The migration process
1. Design
- Assessment of existing telephony setup, call volumes, and staff extension requirements
- Network and WiFi readiness review to confirm capacity for VoIP traffic
- System architecture design — PBX platform, cloud hosting location, extension numbering plan, call routing logic
- Hardware specification — desk phones, gateways, and any network equipment required
2. Installation
- Cloud server provisioning and secure configuration (East Africa-hosted for low latency)
- PBX deployment (FreePBX or equivalent) with security hardening
- Desk phone unboxing, physical setup, and network connection
- Mobile/softphone app installation for staff devices
3. Provisioning
- Extension creation and mapping for every staff member
- Voicemail, call routing, ring groups, and internal dial plan configuration
- Caller ID, extension directory, and department/queue setup
- Integration with existing infrastructure where applicable (e.g.
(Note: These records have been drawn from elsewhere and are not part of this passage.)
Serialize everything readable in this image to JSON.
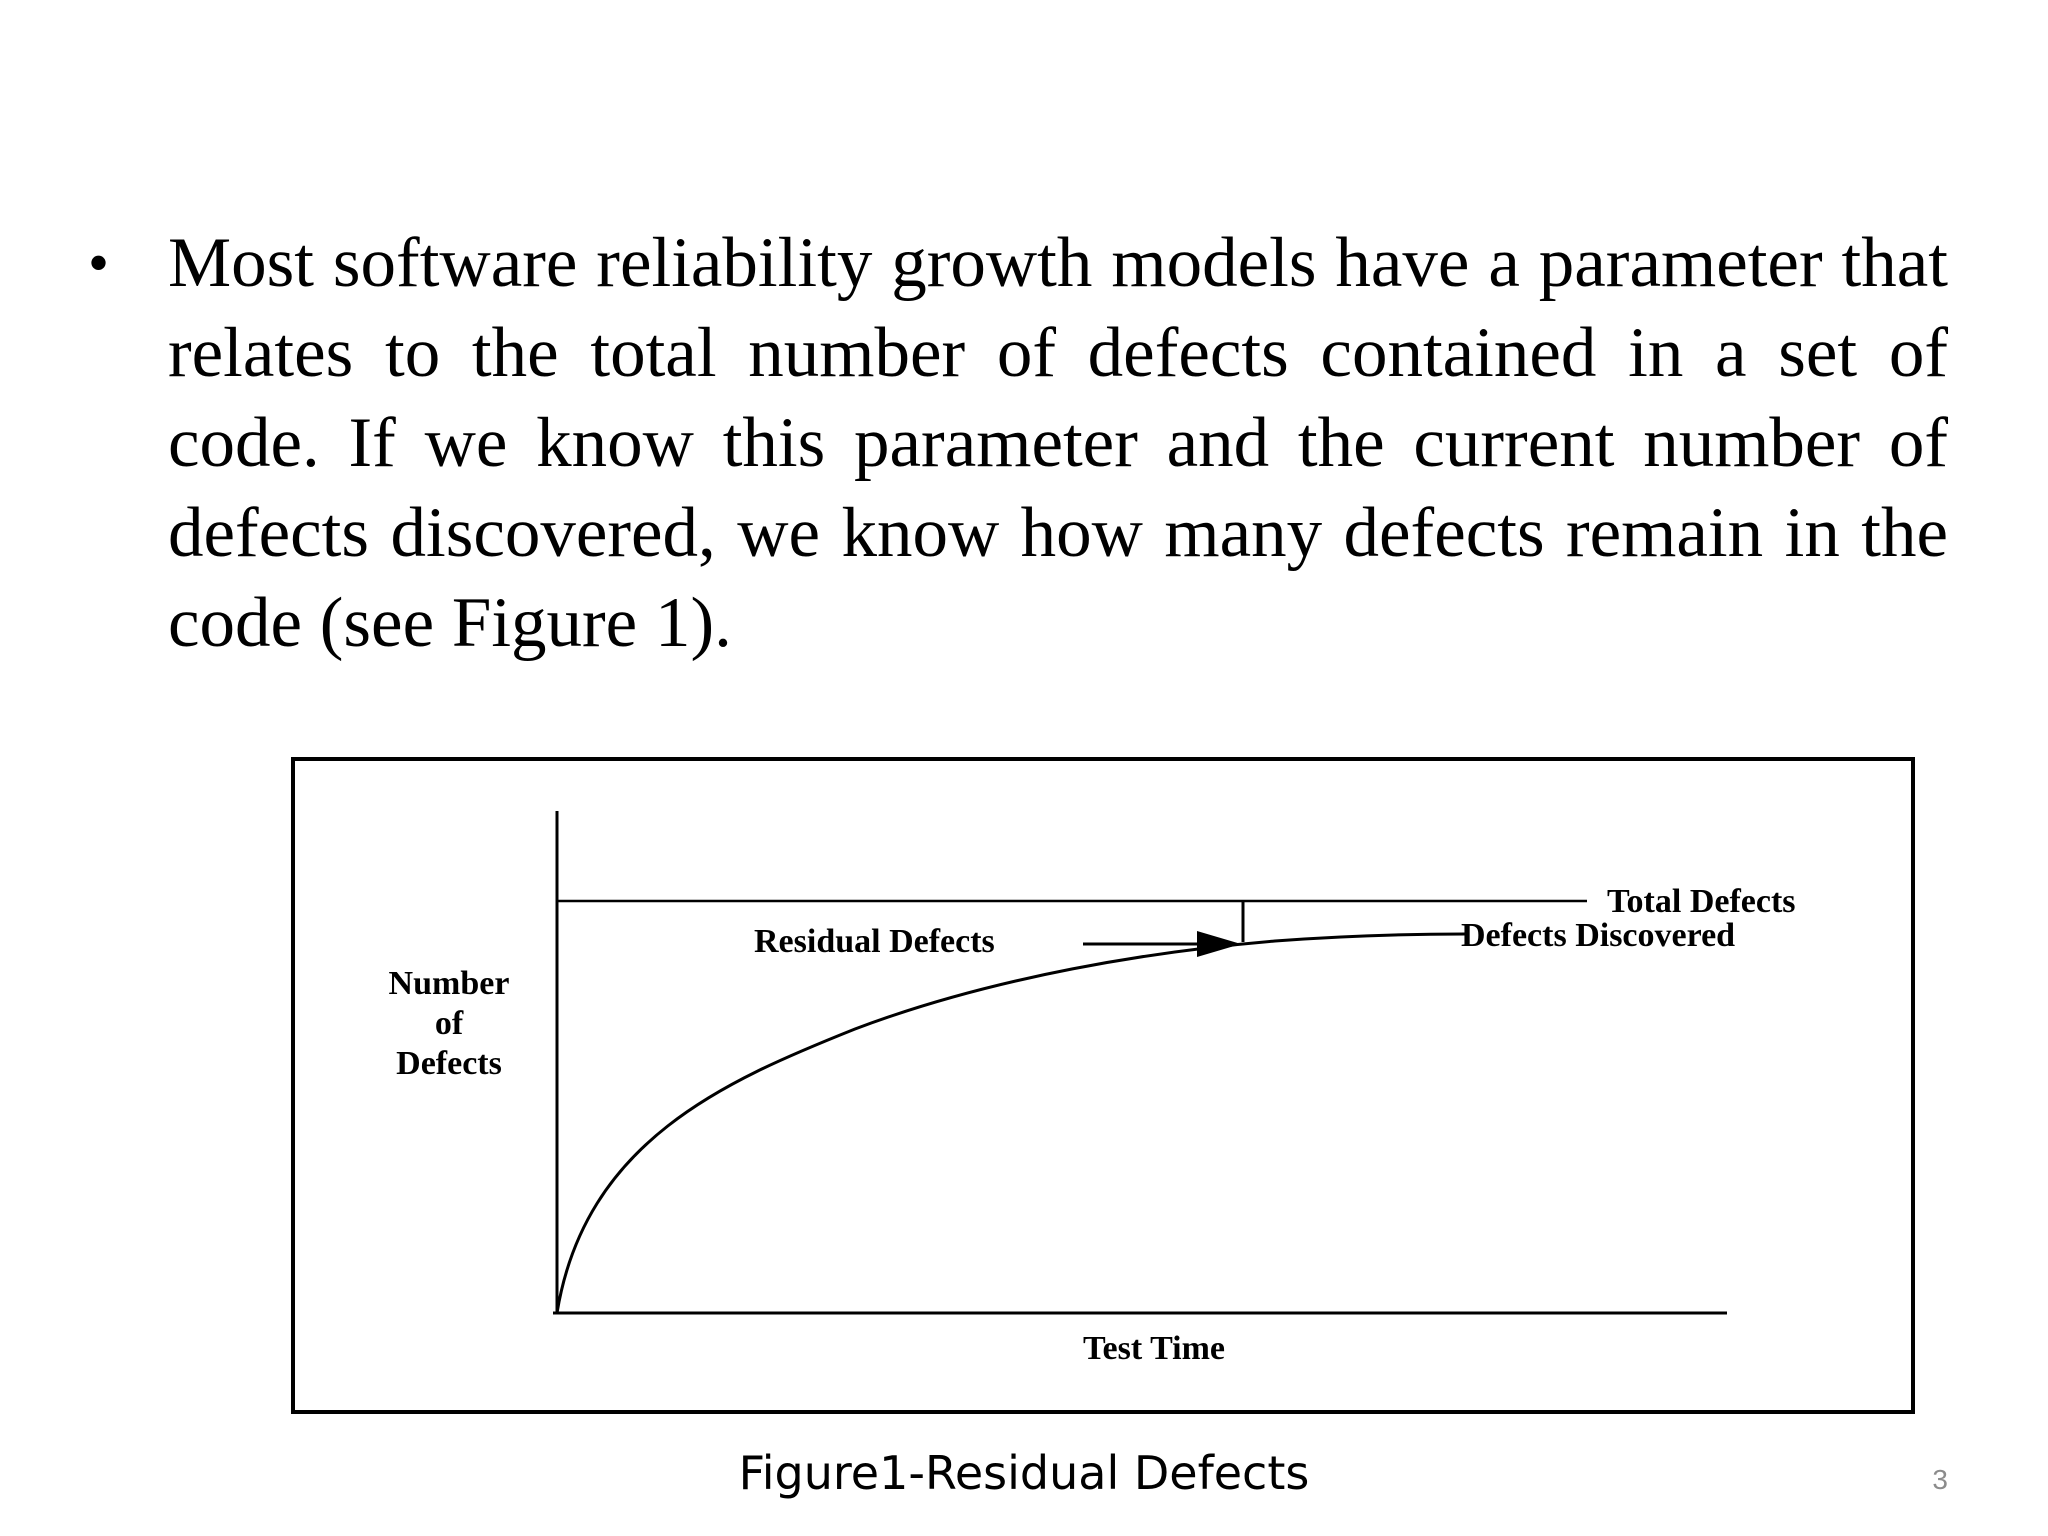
{
  "slide": {
    "bullet_symbol": "•",
    "bullet_text": "Most software reliability growth models have a parameter that relates to the total number of defects contained in a set of code. If we know this parameter and the current number of defects discovered, we know how many defects remain in the code (see Figure 1).",
    "caption": "Figure1-Residual Defects",
    "page_number": "3"
  },
  "diagram": {
    "y_axis_label_lines": [
      "Number",
      "of",
      "Defects"
    ],
    "x_axis_label": "Test Time",
    "total_defects_label": "Total Defects",
    "defects_discovered_label": "Defects Discovered",
    "residual_defects_label": "Residual Defects"
  }
}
GSM gateways for external calls via mobile network SIMs)
4. Testing
- Full internal call testing across all extensions
- Call quality (QoS) and network performance validation
- Failover and reliability checks
- Sign-off testing with client representative before go-live
5. Support & Handover
- Staff training on how to use the new system (desk phones and mobile app)
- System documentation and handover report
- Transition into ongoing Managed Voice Support for continued monitoring, troubleshooting, and technical assistance post-launch
Advantages of moving to VoIP

- Streamlined setup — no complex physical installation; deploys over existing broadband and integrates natively with tools like Microsoft Teams or Salesforce
- Dynamic number linking — create virtual regional numbers, assign them to users or departments, and port existing numbers over for free
- Professional mobility — staff make and receive calls from laptop, desk phone, or mobile app interchangeably, all under one corporate caller ID
- Advanced call handling — multi-level auto attendants, smart call routing, voicemail-to-email, and built-in video conferencing as standard
- Scalability and ROI — scale lines up or down instantly from a dashboard, no technician callouts or on-premises server purchases
- Lower international/inter-branch calling costs — calls between offices or overseas branches ride the same internet connection instead of accruing per-minute PSTN charges
- Business continuity — since a phone number isn't tied to a physical line, calls can be rerouted instantly to another location or mobile device during an outage or office closure
- Built-in analytics — call data is inherently digital, feeding directly into CDR reporting and dashboards (a natural pairing with our own CDR Intelligence & Live Dashboards service)
- Easier compliance and call recording — recording, archiving, and retrieval are native cloud features rather than bolt-on hardware
- No line-power dependency on-site — reduces the physical maintenance burden of copper infrastructure, though backup power should be planned for since IP phones typically need their own power source
Why it matters:
Staying on outdated copper infrastructure means rising costs, limited flexibility, and eventual forced migration. Upgrading now gives you lower call costs, richer features, easier scaling, and a communication platform that grows with your business — without the downtime and confusion of doing it alone.